Outside the technology sector, where share prices have been stagnant for longer, the increasingly risk-averse investment climate has further constrained companies' options. David Cote, chief operating officer of TRW, the automotive and aerospace components group, says the paths open to his company are limited by its steep debt ratio, and the fact that the automotive sector, which accounts for two- thirds of sales, is already entering a downturn. That has hit the share price and makes some alternatives - such as a spin-off of specific operations - impossible. "We have taken a look at that, but the problem is that we have so much debt that even if you try to do that, you end up with two over-leveraged smaller companies," he says.

The dwindling appetite for high-yield bonds has also nearly closed the road to a leveraged buy-out for public companies seeking to increase shareholder value. On Friday, Johns Manville, the US manufacturer of construction materials, called off what would have been the biggest LBO of the year after failing to agree revised terms with Bear Stearns, the US investment bank, and Hicks Muse Tate & Furst, the private equity firm. The inability of the buyers to finance the deal in the junk bond market was one reason for its abandonment.

The boards of some LBO candidates are baffled by the disproportionate fall in their share prices, because operating conditions have only deteriorated slightly. "A lot of these companies aren't just looking at what they are currently trading at, they are looking at the 52-week high," says Charles Pieper of Clayton Dubilier & Rice, a private equity firm. For directors to consider buy-outs at lower prices, "the market for these companies is going to have to be down for long enough that these boards feel bloody uncomfortable".

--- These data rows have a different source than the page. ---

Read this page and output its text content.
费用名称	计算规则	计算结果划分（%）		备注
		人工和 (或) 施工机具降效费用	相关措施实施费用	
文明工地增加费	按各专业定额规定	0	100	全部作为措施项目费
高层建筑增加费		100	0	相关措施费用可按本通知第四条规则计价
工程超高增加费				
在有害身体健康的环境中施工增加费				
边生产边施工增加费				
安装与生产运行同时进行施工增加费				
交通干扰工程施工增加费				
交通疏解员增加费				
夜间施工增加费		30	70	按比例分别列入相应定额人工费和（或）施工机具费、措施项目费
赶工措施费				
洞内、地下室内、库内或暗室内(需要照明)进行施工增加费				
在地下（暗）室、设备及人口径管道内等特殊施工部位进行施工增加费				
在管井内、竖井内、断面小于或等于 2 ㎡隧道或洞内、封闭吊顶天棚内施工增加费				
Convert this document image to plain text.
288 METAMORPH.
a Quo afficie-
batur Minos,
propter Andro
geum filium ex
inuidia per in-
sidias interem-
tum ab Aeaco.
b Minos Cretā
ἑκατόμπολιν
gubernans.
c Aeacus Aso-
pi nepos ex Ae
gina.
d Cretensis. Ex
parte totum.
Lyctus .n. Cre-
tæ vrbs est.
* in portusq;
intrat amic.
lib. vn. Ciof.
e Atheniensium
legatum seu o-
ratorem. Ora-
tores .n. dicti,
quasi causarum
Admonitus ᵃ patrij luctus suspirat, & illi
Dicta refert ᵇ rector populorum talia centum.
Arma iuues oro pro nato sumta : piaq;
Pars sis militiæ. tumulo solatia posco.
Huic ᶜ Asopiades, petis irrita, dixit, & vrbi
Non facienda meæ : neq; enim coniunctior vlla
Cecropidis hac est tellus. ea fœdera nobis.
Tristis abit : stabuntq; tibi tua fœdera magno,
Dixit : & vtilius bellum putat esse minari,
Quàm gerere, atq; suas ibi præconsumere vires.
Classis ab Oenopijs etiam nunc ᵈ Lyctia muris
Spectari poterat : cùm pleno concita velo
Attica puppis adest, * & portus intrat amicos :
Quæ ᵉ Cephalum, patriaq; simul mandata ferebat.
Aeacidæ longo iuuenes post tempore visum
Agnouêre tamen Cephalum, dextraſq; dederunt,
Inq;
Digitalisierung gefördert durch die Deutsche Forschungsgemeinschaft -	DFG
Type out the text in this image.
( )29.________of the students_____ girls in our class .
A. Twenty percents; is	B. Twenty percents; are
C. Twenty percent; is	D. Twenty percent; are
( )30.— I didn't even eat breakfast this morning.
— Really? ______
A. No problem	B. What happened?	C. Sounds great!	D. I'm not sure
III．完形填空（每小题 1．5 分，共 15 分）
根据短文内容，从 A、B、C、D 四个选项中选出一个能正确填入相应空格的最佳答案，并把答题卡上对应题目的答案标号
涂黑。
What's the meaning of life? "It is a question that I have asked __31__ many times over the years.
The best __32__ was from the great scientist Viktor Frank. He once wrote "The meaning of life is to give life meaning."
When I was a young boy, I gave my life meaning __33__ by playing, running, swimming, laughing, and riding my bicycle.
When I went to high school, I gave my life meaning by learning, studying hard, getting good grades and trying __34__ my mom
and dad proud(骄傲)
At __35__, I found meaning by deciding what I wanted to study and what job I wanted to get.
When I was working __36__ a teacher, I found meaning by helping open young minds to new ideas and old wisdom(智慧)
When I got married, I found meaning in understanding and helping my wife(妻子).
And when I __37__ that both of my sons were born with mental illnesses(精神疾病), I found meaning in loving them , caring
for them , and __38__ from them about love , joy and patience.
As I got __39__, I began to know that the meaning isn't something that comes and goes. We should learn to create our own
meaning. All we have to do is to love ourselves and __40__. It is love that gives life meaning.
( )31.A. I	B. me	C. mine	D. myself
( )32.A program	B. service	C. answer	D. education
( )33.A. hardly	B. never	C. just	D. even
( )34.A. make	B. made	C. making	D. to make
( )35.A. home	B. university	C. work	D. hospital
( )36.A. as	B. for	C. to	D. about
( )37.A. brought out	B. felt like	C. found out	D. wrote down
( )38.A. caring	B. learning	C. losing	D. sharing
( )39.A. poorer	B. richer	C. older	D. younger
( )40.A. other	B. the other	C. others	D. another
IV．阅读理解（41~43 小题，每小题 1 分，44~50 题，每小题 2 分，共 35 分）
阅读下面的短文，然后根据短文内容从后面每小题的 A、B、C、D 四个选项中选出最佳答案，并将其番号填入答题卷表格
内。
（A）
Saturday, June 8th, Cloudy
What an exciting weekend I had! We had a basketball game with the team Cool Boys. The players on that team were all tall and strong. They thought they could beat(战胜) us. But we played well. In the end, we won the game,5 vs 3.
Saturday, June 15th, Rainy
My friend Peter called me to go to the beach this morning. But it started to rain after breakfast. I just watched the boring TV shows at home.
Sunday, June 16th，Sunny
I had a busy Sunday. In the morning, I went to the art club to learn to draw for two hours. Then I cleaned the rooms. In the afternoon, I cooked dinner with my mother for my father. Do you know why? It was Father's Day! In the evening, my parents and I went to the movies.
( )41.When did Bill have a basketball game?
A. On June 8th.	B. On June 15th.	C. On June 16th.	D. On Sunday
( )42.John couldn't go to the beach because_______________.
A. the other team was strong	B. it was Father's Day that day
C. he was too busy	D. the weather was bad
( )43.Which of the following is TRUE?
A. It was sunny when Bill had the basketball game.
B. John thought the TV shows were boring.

So far, few US companies admit to being in difficulty, and none forecasts an old-style recession, but most are bracing themselves for a harder landing than they were expecting three months ago. "[The economy] is softening," says the chief executive of one large industrial company. "How fast? I think fast . . . How deep? I don't know, but I'm going to prepare for it to be deeper than most people think it is."

Mike Pessina, senior vice-president at Lutron, a privately owned manufacturer of lighting systems, says his company has acquired the tools to withstand a downturn. "We've built a closer relationship with our suppliers and involved them more in the overall business strategies of the company - they understand us better than they did eight or nine years ago," he says.

What most companies and investors are trying to reconcile is the gulf between the inflated expectations of a year ago and today's more moderate projections. Abby Cohen, Goldman Sachs' bullish equity strategist, pointed out last week that more than half the companies in the S&P 500 index beat analysts' forecasts for third-quarter earnings. It was "not a bad quarter - but it felt kind of crummy".

Slower earnings growth may feel odd to those used to recent rapid acceleration, but for many US companies it may turn out to be a more sustainable basis for long-term growth.